Would you change yours?
Dude, seriously???????? Are you okay? This is an ADVICE forum, not a place for offensive madness.
Let's get back to the point!!! Does anyone know if there is any invisible red tape in China that might prevent an unmarried couple living together? Or is there a chance the school might not want me living with my partner if I was not employed by the school?
I assumed this was a thread for advice, not sweeping generalisations. You must be lonely. I feel for you.
Obviously I would like to live with my partner. What's the situation in regard to being employed by separate companies and living together? Especially if accommodation is provided rather than a stipend.
Only seen it happen once, and then they had to choose which one they would take. They obviously took the better option. My current contract and previous one had a clause in them stating pretty much what i just said....if that makes any sense
Total sense. Thanks for the information.
OK buddy. Your fiance not changing her name is still a huge red flag.
If convention dictated it, yes. However, I'm a man, and convention dictates that it's the woman who changes her surname.
A woman not yielding on this issue bodes poorly overall. Shows she'll be highly argumentative, inflexible and will fight you every step of the way to get what she feels she's 'entitled' to.
It's a bit like that guy from the UK a few years back who took their employer to court over a work dress code that had males wear a tie and females not. I can guarantee that guy is a high maintenence employee, and one that companies would be well served to avoid. Irrespective of whether they had a point or not, it shows a self-centred and stubborn attitude.
Thanks for life guidance and psychological analysis of women. However, this is a forum regarding different aspects of teaching internationally. If you haven't got any advice to give apart from negative opinions as I can see from other threads, then I would propose that your views are not required. Thank you and best of luck for your job hunt.
Threads can veer off into seperate topics, that's the nature of an internet forum.
Just the way you've posted on this thread kinda makes my point for me.
Considering your obsession with Thailand (and all that goes with it in your case), you are not likely to ever have to worry about a woman changing her name for you. So, that's good. You know, one less thing.
It is quite common for Canadians not to change their names when they get married. This has never been an issue for my wife and I. Chinese don't change their names either, do they?
Actually, it appears that women from Taiwan, Korea, Vietnam, Thailand, Malaysia, Singapore and several others don't change their names when getting married.
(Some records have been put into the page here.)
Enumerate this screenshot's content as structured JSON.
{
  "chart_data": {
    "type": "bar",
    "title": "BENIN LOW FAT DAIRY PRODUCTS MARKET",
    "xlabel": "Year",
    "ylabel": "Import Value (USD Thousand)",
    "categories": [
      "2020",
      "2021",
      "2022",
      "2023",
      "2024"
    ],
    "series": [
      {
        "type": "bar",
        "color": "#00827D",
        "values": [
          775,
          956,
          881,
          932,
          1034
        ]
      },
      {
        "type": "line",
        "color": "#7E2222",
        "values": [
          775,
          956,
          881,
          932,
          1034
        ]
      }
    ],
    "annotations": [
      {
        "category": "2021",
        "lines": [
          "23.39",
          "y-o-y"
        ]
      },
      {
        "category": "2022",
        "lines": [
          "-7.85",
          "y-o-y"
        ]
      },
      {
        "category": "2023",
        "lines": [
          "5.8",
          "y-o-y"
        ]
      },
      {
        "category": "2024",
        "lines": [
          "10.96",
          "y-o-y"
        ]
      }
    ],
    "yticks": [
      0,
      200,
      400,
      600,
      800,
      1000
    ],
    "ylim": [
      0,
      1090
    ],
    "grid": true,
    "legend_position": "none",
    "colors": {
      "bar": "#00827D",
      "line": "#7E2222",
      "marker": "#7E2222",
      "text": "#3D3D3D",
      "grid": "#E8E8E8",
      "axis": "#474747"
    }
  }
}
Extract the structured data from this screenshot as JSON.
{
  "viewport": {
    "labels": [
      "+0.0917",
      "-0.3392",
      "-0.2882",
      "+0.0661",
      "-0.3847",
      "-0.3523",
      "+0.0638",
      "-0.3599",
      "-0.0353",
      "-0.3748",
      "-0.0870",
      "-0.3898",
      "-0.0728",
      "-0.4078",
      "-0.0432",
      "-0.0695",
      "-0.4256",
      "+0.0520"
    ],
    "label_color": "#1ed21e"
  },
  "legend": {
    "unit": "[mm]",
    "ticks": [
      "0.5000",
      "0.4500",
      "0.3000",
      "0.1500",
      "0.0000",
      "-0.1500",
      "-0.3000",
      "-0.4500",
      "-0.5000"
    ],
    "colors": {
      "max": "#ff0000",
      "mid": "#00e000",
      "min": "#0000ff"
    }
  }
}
It's very common and indeed it now seems strange to me when women do change their names. Maybe I'm just a nasty feminist.
If you are employed by different schools and both offer accommodation/allowances, then you need to choose one and take that. You can't have both.
If you're unmarried and only one of you is working, then you've got problems in terms of visas. As far as the school caring if the two of you are living together, I doubt they will care. It's the immigration situation that is the problem more than anything.
Hmm. Two Chinese policemen came to our apartment the other week. I am jolly glad that I have the blueish Chinese Z visa, so I would not recommend anyone to come to teach in China without one of them stuck into your passport.
When Mrs. Hippo and I were in Romania, we never had proper working visas and so we were forever going to Bulgaria. That was not too much of a problem because we were busy buying and renovating a house in Bulgaria, as regular readers of the pachyderm's ramblings will know. Eventually Romania joined the EU and this solved our problem.
Now it is CNY. The sun is shining here in the Philippines, the sky is blue and it is time for this lazy old hippo to go for a swim.